Stroke in Pregnancy

Christina Mijalski Sells, MD, MPH; Steven K. Feske, MD

Disclosures

Semin Neurol. 2017;37(6):669-678. 

In This Article

Recognition and Diagnosis of Pregnancy-associated Stroke

Awareness of the increased risk of stroke and related cerebrovascular disorders during pregnancy and the puerperium is important for timely recognition, diagnosis, and treatment. Both ischemic and hemorrhagic strokes present with recognizable clinical features, localizable based on the affected brain territory. It is also important to consider cerebrovascular causes when women present with nonfocal signs and symptoms, such as headache, seizures, or an altered level of consciousness. PRES has a predilection for the posterior circulation and may be associated with visual changes and altered levels of consciousness; it may also involve the anterior circulation and present with lateralized sensorimotor deficits. RCVS and postpartum angiopathy usually present with a headache and may present with generalized seizures.

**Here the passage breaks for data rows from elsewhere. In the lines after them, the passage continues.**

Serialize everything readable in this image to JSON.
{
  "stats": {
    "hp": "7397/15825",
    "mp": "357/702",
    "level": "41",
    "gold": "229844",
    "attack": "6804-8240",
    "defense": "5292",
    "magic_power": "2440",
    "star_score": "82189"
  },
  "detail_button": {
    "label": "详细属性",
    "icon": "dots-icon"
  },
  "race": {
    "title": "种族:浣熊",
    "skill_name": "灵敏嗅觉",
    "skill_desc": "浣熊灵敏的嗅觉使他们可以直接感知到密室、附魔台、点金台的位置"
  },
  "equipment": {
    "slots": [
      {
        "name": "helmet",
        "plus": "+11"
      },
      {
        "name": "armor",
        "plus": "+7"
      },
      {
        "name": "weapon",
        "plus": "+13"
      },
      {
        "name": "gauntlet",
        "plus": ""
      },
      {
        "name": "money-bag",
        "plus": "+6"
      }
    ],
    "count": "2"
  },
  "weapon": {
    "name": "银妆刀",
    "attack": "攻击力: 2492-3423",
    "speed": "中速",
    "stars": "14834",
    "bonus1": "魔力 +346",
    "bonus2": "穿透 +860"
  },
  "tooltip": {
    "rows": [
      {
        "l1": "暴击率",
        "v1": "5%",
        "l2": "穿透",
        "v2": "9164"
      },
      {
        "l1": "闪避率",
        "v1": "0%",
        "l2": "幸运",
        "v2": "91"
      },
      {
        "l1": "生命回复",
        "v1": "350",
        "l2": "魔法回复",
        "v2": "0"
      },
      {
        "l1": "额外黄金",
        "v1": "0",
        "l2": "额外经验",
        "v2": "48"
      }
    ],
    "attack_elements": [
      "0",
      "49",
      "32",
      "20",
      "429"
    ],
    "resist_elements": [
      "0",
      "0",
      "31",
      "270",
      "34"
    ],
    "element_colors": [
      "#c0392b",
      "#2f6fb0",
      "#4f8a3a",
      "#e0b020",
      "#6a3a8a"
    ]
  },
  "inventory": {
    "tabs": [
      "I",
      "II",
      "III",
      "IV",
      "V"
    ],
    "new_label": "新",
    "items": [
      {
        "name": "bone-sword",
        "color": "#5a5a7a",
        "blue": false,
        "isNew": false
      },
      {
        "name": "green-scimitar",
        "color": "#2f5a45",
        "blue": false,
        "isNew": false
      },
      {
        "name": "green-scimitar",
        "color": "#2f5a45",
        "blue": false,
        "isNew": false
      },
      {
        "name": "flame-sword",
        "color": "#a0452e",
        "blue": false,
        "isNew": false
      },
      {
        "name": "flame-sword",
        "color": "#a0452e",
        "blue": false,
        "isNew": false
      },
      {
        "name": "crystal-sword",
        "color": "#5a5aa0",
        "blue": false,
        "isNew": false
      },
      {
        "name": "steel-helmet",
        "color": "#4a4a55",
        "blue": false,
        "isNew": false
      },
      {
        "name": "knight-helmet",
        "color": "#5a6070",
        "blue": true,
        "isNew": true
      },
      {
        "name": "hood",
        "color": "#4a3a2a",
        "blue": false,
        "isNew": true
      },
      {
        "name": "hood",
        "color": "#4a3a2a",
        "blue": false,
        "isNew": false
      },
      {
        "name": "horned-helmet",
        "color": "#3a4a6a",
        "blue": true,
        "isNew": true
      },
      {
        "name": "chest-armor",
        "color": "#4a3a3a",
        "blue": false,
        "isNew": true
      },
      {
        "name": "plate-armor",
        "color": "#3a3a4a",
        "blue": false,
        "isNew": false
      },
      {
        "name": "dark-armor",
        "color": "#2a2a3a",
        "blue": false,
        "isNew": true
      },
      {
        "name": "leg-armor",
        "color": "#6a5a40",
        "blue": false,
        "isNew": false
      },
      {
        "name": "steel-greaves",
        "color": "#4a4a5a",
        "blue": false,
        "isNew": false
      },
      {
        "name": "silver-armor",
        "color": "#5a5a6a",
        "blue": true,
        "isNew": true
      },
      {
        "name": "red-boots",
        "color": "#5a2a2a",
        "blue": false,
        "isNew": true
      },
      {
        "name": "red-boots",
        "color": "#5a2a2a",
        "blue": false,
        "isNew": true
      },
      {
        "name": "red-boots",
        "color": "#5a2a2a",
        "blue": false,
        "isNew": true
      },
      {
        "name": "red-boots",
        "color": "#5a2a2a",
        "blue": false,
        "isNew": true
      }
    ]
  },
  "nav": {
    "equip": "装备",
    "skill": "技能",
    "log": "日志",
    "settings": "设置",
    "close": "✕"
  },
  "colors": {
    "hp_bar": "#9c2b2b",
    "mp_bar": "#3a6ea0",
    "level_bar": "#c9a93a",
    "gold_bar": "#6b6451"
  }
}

Regardless of the specific mechanism, any new neurological change that appears to be more than simple migraine demands urgent brain imaging. A non-contrast head CT scan is sufficient to evaluate for hemorrhage and contraindications to thrombolytic therapy. However, with the recent trials showing benefits of endovascular therapy in patients with large vessel occlusions, the American Heart Association (AHA) and American Stroke Association (ASA) have updated their recommendations to include a noninvasive intracranial vascular study with acute imaging.[39] Pregnant women with symptoms suggesting possible stroke should get urgent imaging of adequate quality to allow physicians to make rapid therapeutic decisions. Exposure to contrast may be avoided by performing brain MRI with magnetic resonance angiography (MRA) using the time-of-flight technique. This flow-dependent method may overestimate areas of stenosis and is especially susceptible to motion artifact, but it is adequate in most cases to guide the critical decision to pursue or not to pursue endovascular therapy. (A detailed discussion of the risks of neuroimaging during pregnancy can be found in Drs. Chansakul and Young's paper Neuroimaging in Pregnant Women in this issue.) Ultimately, it is recommended that physicians proceed with the diagnostic imaging evaluation needed to provide the best medical management during pregnancy and that concerns regarding contrast exposure should not delay or discourage full and appropriate care.